๑۩۞۩๑ İslami İlimler Dunyası ๑۩۞۩๑ => Dini makale ve yazılar => Konuyu başlatan: Nursima üzerinde 30 Eylül 2011, 13:40:02



Konu Başlığı: Ruh:Varligi,Mahiyeti Ve Hususi Delilleri
Gönderen: Nursima üzerinde 30 Eylül 2011, 13:40:02
 
RUH: VARLIĞI, MAHİYETİ VE HUSÛSÎ DELİLLERİ

1. Ruh, Âlem-i Emir’den gelen şuurlu bir varlıktır:
Ruh, Âlem-i Emir’den gelen şuurlu bir varlık olup, Âlem-i maddîden değildir. Şimdi, bu iki âlemi bir parça izah etmeye çalışalım:
Âlem-i maddî veya Âlem-i Şehadet, gördüğümüz ve şâhid olduğumuz şu âlemdir. Bazan ‘Mülk’ ve ‘Şehâdet’ Âlemi de denir. Allah (cc) bu âlemde öldürür, diriltir; yeni yeni vücudlar yaratır, ibda' ve inşâ eder. Yaratılan bu vücutlar, belli bir şekle bürünür, süslenip tezyin edilirler. Bitkiler, hayvanlar ve insanlar, bu âlemi teşkil eden canlılardır. Zerreden küreye ve bütün gökyüzü sistemlerine kadar gözle görülüp, elle tutulan ve boşlukta bir yer işgal eden bütün maddî varlıklar, madde âlemi dediğimiz bu âleme dahildirler...

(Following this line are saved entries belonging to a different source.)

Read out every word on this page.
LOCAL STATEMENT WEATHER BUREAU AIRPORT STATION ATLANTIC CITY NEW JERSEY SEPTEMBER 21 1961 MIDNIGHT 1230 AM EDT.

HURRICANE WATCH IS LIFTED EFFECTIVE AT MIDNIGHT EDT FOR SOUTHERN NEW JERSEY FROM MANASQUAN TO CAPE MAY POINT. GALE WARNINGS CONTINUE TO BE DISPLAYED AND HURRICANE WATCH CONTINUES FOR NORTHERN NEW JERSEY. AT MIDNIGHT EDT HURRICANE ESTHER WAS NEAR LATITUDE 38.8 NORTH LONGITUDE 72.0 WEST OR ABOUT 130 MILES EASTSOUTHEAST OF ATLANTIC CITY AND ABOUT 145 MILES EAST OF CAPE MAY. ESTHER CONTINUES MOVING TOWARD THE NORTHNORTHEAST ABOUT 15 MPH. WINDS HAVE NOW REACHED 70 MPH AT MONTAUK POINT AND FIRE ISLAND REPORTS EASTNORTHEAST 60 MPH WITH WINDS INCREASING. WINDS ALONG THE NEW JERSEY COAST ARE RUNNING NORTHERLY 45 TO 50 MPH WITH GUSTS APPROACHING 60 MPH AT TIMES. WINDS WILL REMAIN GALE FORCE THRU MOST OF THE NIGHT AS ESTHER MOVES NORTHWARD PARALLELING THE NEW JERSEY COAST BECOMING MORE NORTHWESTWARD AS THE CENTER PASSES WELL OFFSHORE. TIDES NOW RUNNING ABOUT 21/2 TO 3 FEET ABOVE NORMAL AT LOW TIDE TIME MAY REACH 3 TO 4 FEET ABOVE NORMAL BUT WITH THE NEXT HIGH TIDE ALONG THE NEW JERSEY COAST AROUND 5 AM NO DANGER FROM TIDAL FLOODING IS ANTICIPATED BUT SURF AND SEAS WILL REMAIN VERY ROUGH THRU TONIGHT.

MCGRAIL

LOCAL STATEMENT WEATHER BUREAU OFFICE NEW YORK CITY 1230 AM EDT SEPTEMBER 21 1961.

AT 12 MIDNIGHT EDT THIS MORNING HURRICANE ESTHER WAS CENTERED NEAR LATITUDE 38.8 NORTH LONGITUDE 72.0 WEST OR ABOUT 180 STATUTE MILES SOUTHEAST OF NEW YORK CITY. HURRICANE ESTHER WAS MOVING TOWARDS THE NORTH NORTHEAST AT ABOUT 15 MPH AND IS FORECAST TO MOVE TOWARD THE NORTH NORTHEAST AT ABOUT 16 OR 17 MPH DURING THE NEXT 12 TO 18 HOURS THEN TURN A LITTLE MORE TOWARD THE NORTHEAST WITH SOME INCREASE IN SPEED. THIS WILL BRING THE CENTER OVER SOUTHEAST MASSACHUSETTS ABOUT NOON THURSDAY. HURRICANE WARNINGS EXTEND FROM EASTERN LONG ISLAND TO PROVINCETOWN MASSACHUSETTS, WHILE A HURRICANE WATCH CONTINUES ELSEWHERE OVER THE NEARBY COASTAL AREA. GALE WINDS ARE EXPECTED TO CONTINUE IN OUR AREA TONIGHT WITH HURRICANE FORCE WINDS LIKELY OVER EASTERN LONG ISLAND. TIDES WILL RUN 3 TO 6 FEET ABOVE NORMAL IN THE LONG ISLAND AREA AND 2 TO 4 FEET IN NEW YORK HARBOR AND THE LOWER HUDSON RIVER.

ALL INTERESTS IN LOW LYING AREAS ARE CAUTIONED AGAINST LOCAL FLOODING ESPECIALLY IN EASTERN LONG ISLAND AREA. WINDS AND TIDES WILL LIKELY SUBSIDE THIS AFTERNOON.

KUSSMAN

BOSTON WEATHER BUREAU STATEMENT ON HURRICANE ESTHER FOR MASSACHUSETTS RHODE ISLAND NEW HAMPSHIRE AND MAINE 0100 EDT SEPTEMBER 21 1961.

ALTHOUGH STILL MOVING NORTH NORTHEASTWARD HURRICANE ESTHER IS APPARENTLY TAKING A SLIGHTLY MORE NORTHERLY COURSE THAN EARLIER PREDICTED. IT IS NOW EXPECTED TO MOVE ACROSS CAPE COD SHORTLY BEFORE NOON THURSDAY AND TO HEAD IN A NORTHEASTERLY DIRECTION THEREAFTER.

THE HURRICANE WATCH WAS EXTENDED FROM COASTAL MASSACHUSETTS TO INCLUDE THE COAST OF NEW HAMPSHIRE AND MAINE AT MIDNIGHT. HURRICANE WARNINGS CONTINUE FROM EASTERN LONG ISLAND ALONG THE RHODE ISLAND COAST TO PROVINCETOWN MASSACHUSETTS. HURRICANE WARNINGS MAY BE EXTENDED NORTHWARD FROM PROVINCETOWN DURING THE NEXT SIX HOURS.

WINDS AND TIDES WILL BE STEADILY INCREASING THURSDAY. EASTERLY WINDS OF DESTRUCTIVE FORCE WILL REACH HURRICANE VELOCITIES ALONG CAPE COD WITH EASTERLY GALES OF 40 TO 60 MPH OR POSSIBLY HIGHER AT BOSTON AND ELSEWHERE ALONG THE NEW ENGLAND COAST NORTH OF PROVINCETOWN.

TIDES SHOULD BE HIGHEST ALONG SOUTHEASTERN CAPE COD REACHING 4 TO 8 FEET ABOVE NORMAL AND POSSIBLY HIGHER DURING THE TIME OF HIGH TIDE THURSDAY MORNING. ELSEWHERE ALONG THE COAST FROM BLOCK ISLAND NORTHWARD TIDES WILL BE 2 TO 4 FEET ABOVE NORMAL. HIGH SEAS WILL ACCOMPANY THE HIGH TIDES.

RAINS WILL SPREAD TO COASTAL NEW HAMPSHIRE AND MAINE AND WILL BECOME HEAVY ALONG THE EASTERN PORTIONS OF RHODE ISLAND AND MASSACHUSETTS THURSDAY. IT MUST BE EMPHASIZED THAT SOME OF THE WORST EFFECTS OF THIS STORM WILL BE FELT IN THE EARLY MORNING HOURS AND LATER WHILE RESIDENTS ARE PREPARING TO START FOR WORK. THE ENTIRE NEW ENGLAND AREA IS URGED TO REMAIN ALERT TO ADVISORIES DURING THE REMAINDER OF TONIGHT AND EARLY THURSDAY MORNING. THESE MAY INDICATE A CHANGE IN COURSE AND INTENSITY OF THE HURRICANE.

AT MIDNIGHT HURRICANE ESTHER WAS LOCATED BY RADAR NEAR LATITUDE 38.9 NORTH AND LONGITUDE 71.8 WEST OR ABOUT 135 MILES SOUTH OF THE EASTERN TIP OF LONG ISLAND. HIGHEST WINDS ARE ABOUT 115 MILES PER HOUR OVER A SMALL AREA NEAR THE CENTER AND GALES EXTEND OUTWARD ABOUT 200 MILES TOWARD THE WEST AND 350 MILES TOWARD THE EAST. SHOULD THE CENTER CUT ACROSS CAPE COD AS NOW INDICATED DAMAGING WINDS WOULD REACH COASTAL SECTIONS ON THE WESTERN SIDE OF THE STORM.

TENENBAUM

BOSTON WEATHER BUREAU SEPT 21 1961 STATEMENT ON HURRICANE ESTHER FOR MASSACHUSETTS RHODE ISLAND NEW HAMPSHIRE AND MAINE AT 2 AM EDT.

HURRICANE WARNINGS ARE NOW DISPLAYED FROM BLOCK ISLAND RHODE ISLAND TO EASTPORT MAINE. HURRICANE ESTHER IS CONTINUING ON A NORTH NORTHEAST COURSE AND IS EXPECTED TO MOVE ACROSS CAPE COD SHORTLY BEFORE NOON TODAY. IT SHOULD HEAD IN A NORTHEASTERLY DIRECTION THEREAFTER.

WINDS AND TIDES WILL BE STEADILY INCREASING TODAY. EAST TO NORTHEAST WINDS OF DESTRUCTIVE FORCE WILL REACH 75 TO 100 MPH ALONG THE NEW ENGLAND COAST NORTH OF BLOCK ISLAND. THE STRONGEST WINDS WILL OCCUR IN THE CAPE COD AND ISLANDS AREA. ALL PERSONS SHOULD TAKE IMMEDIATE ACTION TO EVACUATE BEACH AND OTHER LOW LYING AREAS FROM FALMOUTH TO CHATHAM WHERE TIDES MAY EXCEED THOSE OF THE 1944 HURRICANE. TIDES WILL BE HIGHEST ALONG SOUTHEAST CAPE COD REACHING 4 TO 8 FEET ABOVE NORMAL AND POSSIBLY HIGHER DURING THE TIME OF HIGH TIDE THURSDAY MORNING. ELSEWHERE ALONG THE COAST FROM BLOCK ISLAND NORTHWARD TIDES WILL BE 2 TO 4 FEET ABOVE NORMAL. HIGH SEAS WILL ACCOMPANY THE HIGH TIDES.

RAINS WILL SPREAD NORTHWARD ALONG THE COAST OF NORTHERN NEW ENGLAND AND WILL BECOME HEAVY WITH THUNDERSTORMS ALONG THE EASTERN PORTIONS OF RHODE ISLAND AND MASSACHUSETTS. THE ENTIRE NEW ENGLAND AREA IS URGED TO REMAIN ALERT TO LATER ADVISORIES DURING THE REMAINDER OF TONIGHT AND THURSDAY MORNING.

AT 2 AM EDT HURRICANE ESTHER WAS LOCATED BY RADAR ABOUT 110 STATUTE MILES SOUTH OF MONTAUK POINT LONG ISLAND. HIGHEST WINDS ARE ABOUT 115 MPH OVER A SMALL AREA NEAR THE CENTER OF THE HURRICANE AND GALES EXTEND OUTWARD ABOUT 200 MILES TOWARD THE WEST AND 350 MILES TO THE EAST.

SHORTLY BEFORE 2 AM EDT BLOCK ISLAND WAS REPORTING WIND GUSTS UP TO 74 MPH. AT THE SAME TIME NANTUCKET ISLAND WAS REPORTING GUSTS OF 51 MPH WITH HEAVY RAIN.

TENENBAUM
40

Âlem-i Emir, maddî ölçülere girmeyen ve daha ziyade kanunların hâkim olduğu bir âlemdir. Bu âlemde esas olan, madde değil, ma'nâdır. Ma'nâyı kavrama ve yakalama mümkün olmadığı için biz, sadece bu âlemin Mülk ve Halk Âlemi’ne uzanan fonksiyonlarını görür ve ancak bunlarla Âlem-i Emr’i anlamaya çalışırız. Konuyu akla yaklaştırmak bakımından müşahhaslaştırmak icab etmektedir:
Meselâ: Bir tohum veya çekirdeği ele alalım. Maddî âleme ait olan bu tohum, içinde taşıdığı hayat düğümü itibâriyle, Emir Âlemi’yle de alâkalıdır. Zirâ her tohum ve çekirdekte, onun hayatının tesbit edildiği merkezi ve canlandırma, nemâlandırma ve gelişmeye tâbi tutma kanunu vardır. Tohumdaki bu hayat düğümü çatlar, açılır, rüşeym başını çıkarır; derken filiz haline gelir ve nihayet ağaç olup meyve verir. Bu, ondaki nümüvv kanunu sebebiyledir. Fakat bu kanun, gözle görülüp elle tutulmaz.. sesi de duyulmaz. Sadece biz, bu kanunun hükmettiği vücuda ait o maddî varlığı fizikî gelişmesi içinde safha safha takip ederiz. Yani Âlem-i Halk’a bakan yönünü görüp müşahede eder, Âlem-i Emir’e ait yönünü ise görmeyiz, fakat kabul ederiz; çünkü, maddî sebeplerin böyle bir netice vermesi mümkün değildir. Yoksa, bir toprak zerresinin ve bir parça hava unsurunun, yeryüzündeki bütün bitki çeşitlerini bilip tanıması ve milyonlara baliğ bu çeşitleri ayrı ayrı şekillendirecek makina ve tezgâhlara sahip olması gerekir ki, bu da, bitkiler adedince muhalleri kabul etmek demektir.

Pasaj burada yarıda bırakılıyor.